What saddened me and millions of other Arab and Islamic people, as well as humanity in general, was history repeating itself, and the occupier killing and being saved from punishment as long as the ones being killed have colored skin! As long as those killed were not American, the punishment was limited to a reprimand, denial of leave or demotion from sergeant to solider! These were the punishments for the hundreds if not thousands of lives that had been taken by American arrogance and military vileness. In an earlier case that made the Arab people hate America and those who go along with her, the court acquitted the criminal soldier Frank Wuterich. He was accused of a recent massacre which killed 25 Iraqis, among them women and children, when he threw grenades at safe houses in response to the killing of one of his colleagues by the Iraqi resistance. He was acquitted after pleading guilty as part of a deal with military prosecutors, and he received a 90-day suspended prison sentence. Also, the Iraqi government paid $104 million to the families of two who had fallen victim to the bombings of 9/11. An American judge approved said compensation to come from frozen Iraqi assets, basing his judgment on a statement from former Secretary of State Colin Powell that there had been a link between al-Qaida and the previous Iraqi regime. Last year, the Iraqi parliament voted for a resolution to compensate American families with up to $400 million; and the reason for this was that the Iraqi government detained them and threatened to use them as human shields!
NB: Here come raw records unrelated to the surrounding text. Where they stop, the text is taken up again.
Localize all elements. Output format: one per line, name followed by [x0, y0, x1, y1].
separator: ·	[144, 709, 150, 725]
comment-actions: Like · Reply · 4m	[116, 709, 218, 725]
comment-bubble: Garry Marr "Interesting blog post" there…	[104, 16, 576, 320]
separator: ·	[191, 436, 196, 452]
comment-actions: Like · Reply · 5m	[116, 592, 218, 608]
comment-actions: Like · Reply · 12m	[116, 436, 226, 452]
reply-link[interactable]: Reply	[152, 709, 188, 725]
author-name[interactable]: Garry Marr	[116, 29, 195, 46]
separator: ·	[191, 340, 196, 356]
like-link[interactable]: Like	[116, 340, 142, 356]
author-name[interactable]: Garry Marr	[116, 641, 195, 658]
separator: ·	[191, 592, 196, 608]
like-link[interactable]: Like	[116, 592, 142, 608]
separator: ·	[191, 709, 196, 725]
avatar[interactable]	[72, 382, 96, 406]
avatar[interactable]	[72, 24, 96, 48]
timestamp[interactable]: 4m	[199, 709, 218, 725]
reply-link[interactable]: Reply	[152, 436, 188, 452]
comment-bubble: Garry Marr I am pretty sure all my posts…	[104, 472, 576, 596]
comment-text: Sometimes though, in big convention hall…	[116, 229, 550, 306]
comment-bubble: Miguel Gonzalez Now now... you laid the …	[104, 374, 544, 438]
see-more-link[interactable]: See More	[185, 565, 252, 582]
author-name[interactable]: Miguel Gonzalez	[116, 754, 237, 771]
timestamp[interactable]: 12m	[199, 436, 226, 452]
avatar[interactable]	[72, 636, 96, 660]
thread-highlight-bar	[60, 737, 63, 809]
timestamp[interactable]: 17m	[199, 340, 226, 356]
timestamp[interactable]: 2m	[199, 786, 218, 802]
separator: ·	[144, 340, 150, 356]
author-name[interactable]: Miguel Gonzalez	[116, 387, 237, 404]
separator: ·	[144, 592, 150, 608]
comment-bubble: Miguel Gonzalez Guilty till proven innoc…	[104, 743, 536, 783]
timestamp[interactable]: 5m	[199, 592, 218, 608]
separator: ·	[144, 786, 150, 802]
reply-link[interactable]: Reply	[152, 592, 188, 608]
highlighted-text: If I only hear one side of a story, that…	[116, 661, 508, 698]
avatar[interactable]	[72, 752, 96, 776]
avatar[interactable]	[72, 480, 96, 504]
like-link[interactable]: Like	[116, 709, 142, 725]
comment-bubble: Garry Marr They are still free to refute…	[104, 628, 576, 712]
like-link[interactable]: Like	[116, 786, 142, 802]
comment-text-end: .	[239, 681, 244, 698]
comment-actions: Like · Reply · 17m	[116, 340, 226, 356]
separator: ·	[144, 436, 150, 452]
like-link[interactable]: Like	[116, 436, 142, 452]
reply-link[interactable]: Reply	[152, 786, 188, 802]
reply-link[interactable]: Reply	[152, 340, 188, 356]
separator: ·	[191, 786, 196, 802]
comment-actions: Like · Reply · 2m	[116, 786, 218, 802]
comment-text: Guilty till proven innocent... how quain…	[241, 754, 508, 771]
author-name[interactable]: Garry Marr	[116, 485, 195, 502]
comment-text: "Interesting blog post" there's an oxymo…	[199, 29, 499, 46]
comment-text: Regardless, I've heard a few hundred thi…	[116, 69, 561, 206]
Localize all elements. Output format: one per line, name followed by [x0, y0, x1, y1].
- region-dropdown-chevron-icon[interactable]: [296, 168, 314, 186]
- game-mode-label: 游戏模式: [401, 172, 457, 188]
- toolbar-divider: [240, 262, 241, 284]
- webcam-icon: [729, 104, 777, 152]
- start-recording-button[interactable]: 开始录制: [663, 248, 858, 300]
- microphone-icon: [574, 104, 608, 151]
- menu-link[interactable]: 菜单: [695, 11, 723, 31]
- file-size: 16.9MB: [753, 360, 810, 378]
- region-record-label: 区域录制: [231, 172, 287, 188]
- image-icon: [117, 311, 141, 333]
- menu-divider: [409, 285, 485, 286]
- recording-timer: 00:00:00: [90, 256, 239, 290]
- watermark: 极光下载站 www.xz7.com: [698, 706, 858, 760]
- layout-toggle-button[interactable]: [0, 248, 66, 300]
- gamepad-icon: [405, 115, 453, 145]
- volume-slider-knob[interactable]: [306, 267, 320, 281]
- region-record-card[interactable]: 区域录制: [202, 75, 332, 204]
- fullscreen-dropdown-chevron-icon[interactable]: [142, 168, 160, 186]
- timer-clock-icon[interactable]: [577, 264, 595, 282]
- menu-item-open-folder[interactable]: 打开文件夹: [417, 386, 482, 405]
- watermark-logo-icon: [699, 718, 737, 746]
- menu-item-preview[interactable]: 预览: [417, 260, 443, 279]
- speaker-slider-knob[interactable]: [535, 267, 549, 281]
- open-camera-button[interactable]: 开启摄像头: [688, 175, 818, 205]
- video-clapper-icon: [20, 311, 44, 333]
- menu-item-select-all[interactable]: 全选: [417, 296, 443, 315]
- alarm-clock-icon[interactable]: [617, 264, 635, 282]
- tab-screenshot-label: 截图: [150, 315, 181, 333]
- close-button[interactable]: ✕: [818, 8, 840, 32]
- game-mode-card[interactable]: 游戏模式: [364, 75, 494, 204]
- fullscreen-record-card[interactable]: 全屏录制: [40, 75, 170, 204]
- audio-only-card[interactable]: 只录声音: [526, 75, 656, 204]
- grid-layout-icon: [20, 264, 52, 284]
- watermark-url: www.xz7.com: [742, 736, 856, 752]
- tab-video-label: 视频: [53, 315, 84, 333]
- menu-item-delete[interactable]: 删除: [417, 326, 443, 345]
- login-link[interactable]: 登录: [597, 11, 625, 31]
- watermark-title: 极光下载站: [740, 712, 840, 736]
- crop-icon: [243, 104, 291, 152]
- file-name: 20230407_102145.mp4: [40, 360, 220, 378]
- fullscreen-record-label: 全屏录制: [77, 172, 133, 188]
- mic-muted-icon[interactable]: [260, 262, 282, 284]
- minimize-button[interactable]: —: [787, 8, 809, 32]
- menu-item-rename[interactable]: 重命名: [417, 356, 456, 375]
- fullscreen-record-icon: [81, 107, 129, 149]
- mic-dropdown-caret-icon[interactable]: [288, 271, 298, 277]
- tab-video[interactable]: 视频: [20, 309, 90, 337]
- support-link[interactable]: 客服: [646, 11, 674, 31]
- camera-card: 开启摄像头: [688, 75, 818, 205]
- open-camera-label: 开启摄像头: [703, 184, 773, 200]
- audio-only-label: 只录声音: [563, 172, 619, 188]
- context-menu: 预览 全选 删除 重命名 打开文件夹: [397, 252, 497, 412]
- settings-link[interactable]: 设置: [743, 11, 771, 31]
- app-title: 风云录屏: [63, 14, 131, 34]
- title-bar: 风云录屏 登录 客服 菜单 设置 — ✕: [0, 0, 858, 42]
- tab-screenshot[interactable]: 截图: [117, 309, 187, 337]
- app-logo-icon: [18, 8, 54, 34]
The problem is not with the cart but with the horse that is drawing it! The Iraqi politicians have failed to value the blood of the Iraqis — to the point where the president and the prime minister have gone in succession and laid flowers on the graves of the murderous soldiers of the occupation. Meanwhile, neither of them bothered to visit any of the families of the martyrs who were killed by bullets from the occupation.

How much time do we need in order to learn that politics in Iraq is the art of kissing America’s hands while cutting off those of Iraq? How long must we grind our teeth in anger as we hear, on a daily basis, of new scandals perpetrated by American soldiers with us as the victims? And if we have no value to those who harm us by defending tyranny against the Iraqi people, can we expect mercy from the colonizer who is unconcerned about spilling our blood? What if it had been Iraq that killed an American family? And what would happen if an Afghan citizen urinated on the corpse of an American tourist who he had killed in cold blood? And what would happen if al-Maliki demonstrated his eagerness to punish the occupying soldiers with the same enthusiasm he expressed for detaining the vice president of the republic?